JAXA Earth API for Python: a simple way to work with satellite data
Contents
I found that JAXA has published a Python API for working with Earth observation satellite data, so I looked into it. Satellite data tends to sound like something that requires a lot of specialist knowledge, but with this API you can fetch and process data without having to care much about sensor specs or resolution details.
What Is the JAXA Earth API?
It is a service for using JAXA’s Earth observation data. It is distributed as a Python package and includes the core pieces you need, from fetching satellite imagery to masking, difference calculation, statistical processing, and visualization.
Official documentation: https://data.earth.jaxa.jp/api/python/v0.1.5/en/
Installation
You install it directly from JAXA’s package repository.
pip install --extra-index-url https://data.earth.jaxa.jp/api/python/repository/ jaxa-earth
If you want to pin the version:
pip install --extra-index-url https://data.earth.jaxa.jp/api/python/repository/ jaxa-earth==0.1.5
The dependencies matplotlib and requests are installed automatically.
Main Classes
The API is built around four main classes.
| Class | Purpose |
|---|---|
ImageCollectionList | Fetch and search the list of available satellite image collections |
ImageCollection | Filter images by date, resolution, area, and band |
FeatureCollection | Read and extract geographic data in GeoJSON format |
ImageProcess | Perform masking, difference calculation, statistical analysis, and visualization |
The basic workflow is a two-step approach: fetch the data with ImageCollection, then process it with ImageProcess.
Basic Usage
Fetching and displaying images
from jaxa.earth import je
# Get an image collection and filter it
ic = je.ImageCollection("GCOM-C.SGLI.L2.LAND.RSRF")

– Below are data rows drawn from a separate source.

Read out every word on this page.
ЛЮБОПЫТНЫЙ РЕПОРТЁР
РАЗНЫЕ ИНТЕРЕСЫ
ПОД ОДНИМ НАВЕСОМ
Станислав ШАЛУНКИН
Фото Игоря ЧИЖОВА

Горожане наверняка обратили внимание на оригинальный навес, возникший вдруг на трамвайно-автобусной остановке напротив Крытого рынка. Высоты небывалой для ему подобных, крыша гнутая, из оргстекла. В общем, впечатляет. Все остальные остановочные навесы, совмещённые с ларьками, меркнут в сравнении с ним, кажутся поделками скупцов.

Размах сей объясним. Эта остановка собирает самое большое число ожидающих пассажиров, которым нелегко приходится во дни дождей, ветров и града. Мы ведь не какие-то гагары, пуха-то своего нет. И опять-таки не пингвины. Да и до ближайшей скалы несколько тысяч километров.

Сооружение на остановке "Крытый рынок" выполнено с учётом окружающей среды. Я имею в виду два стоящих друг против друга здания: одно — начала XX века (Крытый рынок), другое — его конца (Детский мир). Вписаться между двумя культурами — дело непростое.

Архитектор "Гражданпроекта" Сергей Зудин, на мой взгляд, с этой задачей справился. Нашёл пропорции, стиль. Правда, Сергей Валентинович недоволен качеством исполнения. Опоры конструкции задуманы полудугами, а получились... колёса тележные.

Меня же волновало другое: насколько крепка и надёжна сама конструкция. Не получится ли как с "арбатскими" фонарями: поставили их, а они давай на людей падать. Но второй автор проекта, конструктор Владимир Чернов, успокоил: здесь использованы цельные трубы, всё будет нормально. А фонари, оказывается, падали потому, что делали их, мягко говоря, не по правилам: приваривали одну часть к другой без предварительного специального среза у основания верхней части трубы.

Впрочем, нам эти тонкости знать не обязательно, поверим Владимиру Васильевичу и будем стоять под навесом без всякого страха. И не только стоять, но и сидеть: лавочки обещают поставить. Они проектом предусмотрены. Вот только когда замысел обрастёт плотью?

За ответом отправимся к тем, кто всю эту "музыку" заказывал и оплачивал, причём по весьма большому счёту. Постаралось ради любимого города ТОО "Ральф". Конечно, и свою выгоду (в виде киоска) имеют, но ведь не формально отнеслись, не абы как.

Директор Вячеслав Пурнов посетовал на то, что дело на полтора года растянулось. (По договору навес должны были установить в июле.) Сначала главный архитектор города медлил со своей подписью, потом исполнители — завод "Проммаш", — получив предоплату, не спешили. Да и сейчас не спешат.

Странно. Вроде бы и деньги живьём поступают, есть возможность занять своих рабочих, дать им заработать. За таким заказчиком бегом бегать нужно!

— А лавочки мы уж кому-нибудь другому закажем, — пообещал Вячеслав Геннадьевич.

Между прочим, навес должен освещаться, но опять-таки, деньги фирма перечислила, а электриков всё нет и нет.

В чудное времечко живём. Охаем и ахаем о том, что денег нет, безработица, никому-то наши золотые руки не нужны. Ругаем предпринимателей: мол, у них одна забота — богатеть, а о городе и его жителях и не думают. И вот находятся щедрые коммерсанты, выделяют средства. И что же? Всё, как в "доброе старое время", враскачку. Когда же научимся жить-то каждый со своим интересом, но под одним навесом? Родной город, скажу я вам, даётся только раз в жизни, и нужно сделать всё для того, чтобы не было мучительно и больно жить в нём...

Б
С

ic.filter_date("2021-12-01", "2021-12-31")
ic.filter_resolution(1000)
ic.filter_bounds([130, 30, 145, 45]) # around Japan
images = ic.get_images()
# Display the images
ip = je.ImageProcess(images)
ip.show_images()
The methods are chainable, so you can set parameters progressively with filter_date(), filter_resolution(), and filter_bounds().
Ways to specify a geographic area
Bounding box approach
Define a rectangular area with four longitude and latitude values.
ic.filter_bounds([110, 20, 160, 50])
GeoJSON approach
If you need to handle more complex shapes, you can load a GeoJSON file and use that instead.
fc = je.FeatureCollection()
fc.read("path/to/area.geojson")
ic.filter_bounds(fc)
Masking operations
There are three main patterns:
- Range extraction: use elevation data to mask rainfall data
- Exact-value extraction: extract only urban areas from land-cover classification data
- Bit extraction: use a mask band to determine valid pixels
Difference images and time-series analysis
You can also compare NDVI, vegetation index, across different dates, merge data from multiple days, and display spatial statistics over time.
ip.diff_images() # difference calculation
ip.calc_spatial_stats() # spatial statistics
ip.calc_temporal_stats() # time-series statistics
Claude Desktop Integration (MCP Server)
JAXA also provides MCP server support so that Claude Desktop can operate directly on JAXA satellite data.
Setup steps
- Create a virtual environment and install the package
- Place
mcp_server.py - Add it to the Claude Desktop configuration
{
"mcpServers": {
"jaxa_api_tools": {
"command": "C:\\path\\to\\venv\\Scripts\\python",
"args": ["C:\\path\\to\\mcp_server.py"]
}
}
}
Available functions
search_collections_id- get collection informationshow_images- display satellite imagescalc_spatial_stats- calculate spatial statisticsshow_spatial_stats- display statistical result images
Available Datasets
- Land Cover Class (2019)
- GCOM-C SGLI RGB imagery (December 2021)
- Forest Non Forest (2017-2020)
- JASMES Japan area (2020 to September 2022)
You can browse the full dataset list at https://data.earth.jaxa.jp/en/datasets/ .
About the Data Formats
- COG (Cloud Optimized GeoTIFF): A format that lets you fetch only the needed portion with HTTP range requests
- STAC (Spatio Temporal Asset Catalog): A hierarchical JSON catalog for accessing COG data
These formats make it possible to work efficiently with large satellite datasets.
Possible Ways to Use It
- Use it directly from Python
- Integrate with QGIS
- Run it in Google Colab
- Use it from Claude Desktop through the MCP server
Personally, the Claude Desktop integration is the part I found most interesting. It opens the door to natural-language instructions like “show me vegetation data for Japan.”